I. — LODÈVE. — BÉDARIEUX. — MAZAMET.

Dans les manufactures de Lodève, de Bédarieux et de Mazamet, la laine est à peu près exclusivement employée à la fabrication du drap et de quelques étoffes analogues. La tâche des ouvriers de la draperie embrasse les manipulations les plus diverses, et il n’est pas sans intérêt d’en connaître au moins les principales. Après avoir été triées et lavées, les laines sont battues à diverses reprises pour les débarrasser des corps étrangers qu’elles peuvent contenir, et pour assouplir les filamens ; puis on les graisse avec de l’huile, afin de les rendre plus coulantes. On procède ensuite à l’opération du cardage, qui a pour objet d’allonger les fils et de les réunir en larges rubans.

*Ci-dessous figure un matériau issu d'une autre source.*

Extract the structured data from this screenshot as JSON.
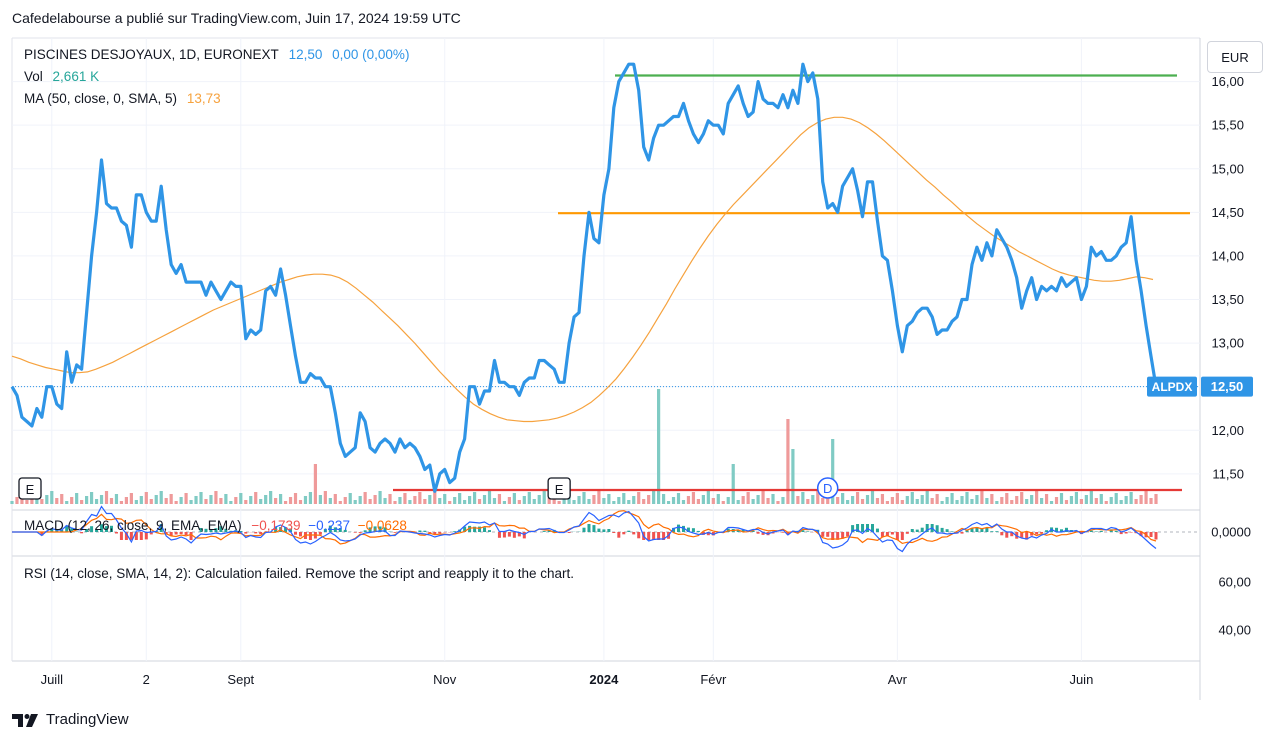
{
  "header": {
    "publisher": "Cafedelabourse a publié sur TradingView.com, Juin 17, 2024 19:59 UTC"
  },
  "legend": {
    "symbol": "PISCINES DESJOYAUX, 1D, EURONEXT",
    "last": "12,50",
    "change": "0,00 (0,00%)",
    "vol_label": "Vol",
    "vol_value": "2,661 K",
    "ma_label": "MA (50, close, 0, SMA, 5)",
    "ma_value": "13,73",
    "macd_label": "MACD (12, 26, close, 9, EMA, EMA)",
    "macd_hist": "−0,1739",
    "macd_macd": "−0,237",
    "macd_signal": "−0,0628",
    "rsi_text": "RSI (14, close, SMA, 14, 2): Calculation failed. Remove the script and reapply it to the chart."
  },
  "currency": "EUR",
  "price_tag": {
    "symbol": "ALPDX",
    "value": "12,50"
  },
  "brand": "TradingView",
  "colors": {
    "price": "#2f95e6",
    "ma": "#f6a23e",
    "green_line": "#4caf50",
    "orange_line": "#ff9800",
    "red_line": "#e53935",
    "macd": "#2962ff",
    "signal": "#ff6d00",
    "vol_up": "#80cbc4",
    "vol_down": "#ef9a9a"
  },
  "markers": [
    {
      "label": "E",
      "date_index": 0
    },
    {
      "label": "E",
      "date_index": 110
    },
    {
      "label": "D",
      "date_index": 164
    }
  ],
  "chart_data": {
    "type": "line",
    "title": "PISCINES DESJOYAUX, 1D, EURONEXT",
    "ylim": [
      11.2,
      16.5
    ],
    "y_ticks": [
      "16,00",
      "15,50",
      "15,00",
      "14,50",
      "14,00",
      "13,50",
      "13,00",
      "12,50",
      "12,00",
      "11,50"
    ],
    "x_ticks": [
      {
        "label": "Juill",
        "idx": 8
      },
      {
        "label": "2",
        "idx": 27
      },
      {
        "label": "Sept",
        "idx": 46
      },
      {
        "label": "Nov",
        "idx": 87
      },
      {
        "label": "2024",
        "idx": 119
      },
      {
        "label": "Févr",
        "idx": 141
      },
      {
        "label": "Avr",
        "idx": 178
      },
      {
        "label": "Juin",
        "idx": 215
      }
    ],
    "series": [
      {
        "name": "PISCINES DESJOYAUX",
        "values": [
          12.5,
          12.4,
          12.15,
          12.1,
          12.05,
          12.25,
          12.15,
          12.5,
          12.5,
          12.3,
          12.25,
          12.9,
          12.55,
          12.75,
          12.7,
          13.35,
          14.0,
          14.5,
          15.1,
          14.6,
          14.55,
          14.55,
          14.4,
          14.35,
          14.1,
          14.7,
          14.7,
          14.5,
          14.4,
          14.4,
          14.8,
          14.3,
          13.9,
          13.8,
          13.9,
          13.7,
          13.7,
          13.7,
          13.7,
          13.55,
          13.7,
          13.6,
          13.5,
          13.6,
          13.7,
          13.65,
          13.65,
          13.05,
          13.15,
          13.1,
          13.15,
          13.6,
          13.65,
          13.55,
          13.85,
          13.55,
          13.2,
          12.85,
          12.55,
          12.55,
          12.65,
          12.6,
          12.6,
          12.5,
          12.5,
          12.2,
          11.85,
          11.7,
          11.75,
          11.8,
          12.2,
          12.1,
          11.8,
          11.75,
          11.85,
          11.9,
          11.85,
          11.75,
          11.9,
          11.8,
          11.85,
          11.8,
          11.7,
          11.55,
          11.6,
          11.3,
          11.5,
          11.55,
          11.4,
          11.45,
          11.75,
          11.9,
          12.5,
          12.5,
          12.3,
          12.45,
          12.45,
          12.8,
          12.55,
          12.55,
          12.5,
          12.5,
          12.4,
          12.55,
          12.6,
          12.6,
          12.8,
          12.8,
          12.75,
          12.7,
          12.55,
          12.55,
          13.0,
          13.3,
          13.35,
          14.0,
          14.5,
          14.2,
          14.15,
          14.7,
          15.0,
          15.7,
          16.0,
          16.1,
          16.2,
          16.2,
          15.9,
          15.25,
          15.1,
          15.35,
          15.5,
          15.5,
          15.55,
          15.6,
          15.6,
          15.75,
          15.55,
          15.4,
          15.3,
          15.4,
          15.55,
          15.5,
          15.5,
          15.4,
          15.75,
          15.85,
          15.95,
          15.75,
          15.6,
          15.65,
          16.0,
          15.8,
          15.75,
          15.75,
          15.7,
          15.85,
          15.7,
          15.9,
          15.75,
          16.2,
          16.0,
          16.1,
          15.8,
          14.85,
          14.55,
          14.6,
          14.5,
          14.8,
          14.9,
          15.0,
          14.75,
          14.45,
          14.85,
          14.85,
          14.4,
          14.0,
          13.95,
          13.6,
          13.2,
          12.9,
          13.2,
          13.25,
          13.35,
          13.4,
          13.4,
          13.3,
          13.1,
          13.15,
          13.15,
          13.25,
          13.3,
          13.5,
          13.5,
          13.9,
          14.1,
          13.95,
          14.15,
          14.0,
          14.3,
          14.2,
          14.1,
          13.95,
          13.75,
          13.4,
          13.6,
          13.75,
          13.5,
          13.65,
          13.6,
          13.65,
          13.6,
          13.75,
          13.65,
          13.7,
          13.75,
          13.5,
          13.65,
          14.1,
          14.0,
          14.05,
          13.95,
          13.95,
          14.0,
          14.1,
          14.15,
          14.45,
          13.95,
          13.6,
          13.2,
          12.85,
          12.5
        ]
      },
      {
        "name": "MA (50, close, 0, SMA, 5)",
        "values": [
          12.85,
          12.82,
          12.78,
          12.75,
          12.72,
          12.7,
          12.68,
          12.66,
          12.66,
          12.67,
          12.7,
          12.74,
          12.78,
          12.83,
          12.88,
          12.93,
          12.98,
          13.03,
          13.08,
          13.13,
          13.18,
          13.23,
          13.28,
          13.33,
          13.38,
          13.42,
          13.46,
          13.5,
          13.54,
          13.58,
          13.62,
          13.66,
          13.7,
          13.73,
          13.76,
          13.78,
          13.79,
          13.79,
          13.78,
          13.75,
          13.7,
          13.63,
          13.55,
          13.47,
          13.38,
          13.29,
          13.2,
          13.1,
          13.0,
          12.89,
          12.78,
          12.67,
          12.57,
          12.47,
          12.38,
          12.3,
          12.24,
          12.19,
          12.15,
          12.12,
          12.11,
          12.1,
          12.1,
          12.11,
          12.12,
          12.14,
          12.17,
          12.21,
          12.26,
          12.32,
          12.4,
          12.49,
          12.59,
          12.71,
          12.84,
          12.98,
          13.13,
          13.29,
          13.45,
          13.62,
          13.78,
          13.94,
          14.09,
          14.23,
          14.36,
          14.48,
          14.59,
          14.69,
          14.79,
          14.89,
          14.99,
          15.09,
          15.19,
          15.29,
          15.39,
          15.47,
          15.53,
          15.57,
          15.59,
          15.59,
          15.57,
          15.53,
          15.47,
          15.4,
          15.32,
          15.23,
          15.14,
          15.05,
          14.96,
          14.87,
          14.79,
          14.7,
          14.62,
          14.53,
          14.45,
          14.37,
          14.3,
          14.23,
          14.17,
          14.11,
          14.05,
          14.0,
          13.95,
          13.9,
          13.85,
          13.81,
          13.78,
          13.76,
          13.74,
          13.72,
          13.71,
          13.71,
          13.72,
          13.74,
          13.76,
          13.75,
          13.73
        ]
      }
    ]
  }
}
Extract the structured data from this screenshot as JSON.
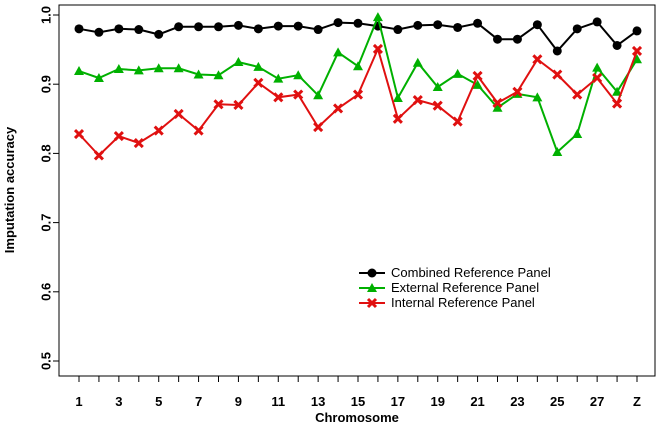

La filature commence immédiatement après. Lorsque les fils sont sortis des mains des fileurs, ils sont dévidés et transformés soit en écheveaux, soit en bobines. Les ourdisseurs s’en emparent alors pour disposer les chaînes, qui sont remises aux tisserands avec les fils destinés à la trame. Voici maintenant l’étoffe tissée, mais nous n’avons pas encore du drap. Il faut que le foulage soit venu accroître la solidité du tissu et lui donner de l’élasticité en tous sens. On doit aussi dégraisser les pièces, en extraire les pailles qui s’y sont glissées et réparer les accidens qui ont pu se produire dans la fabrication. On passe enfin aux apprêts, c’est-à-dire à ces opérations qui ont pour but de mettre la marchandise en état d’être livrée au commerce. Ces derniers soins, en partie toujours indispensables, sont plus ou moins multipliés, plus ou moins minutieux, suivant la qualité des draps.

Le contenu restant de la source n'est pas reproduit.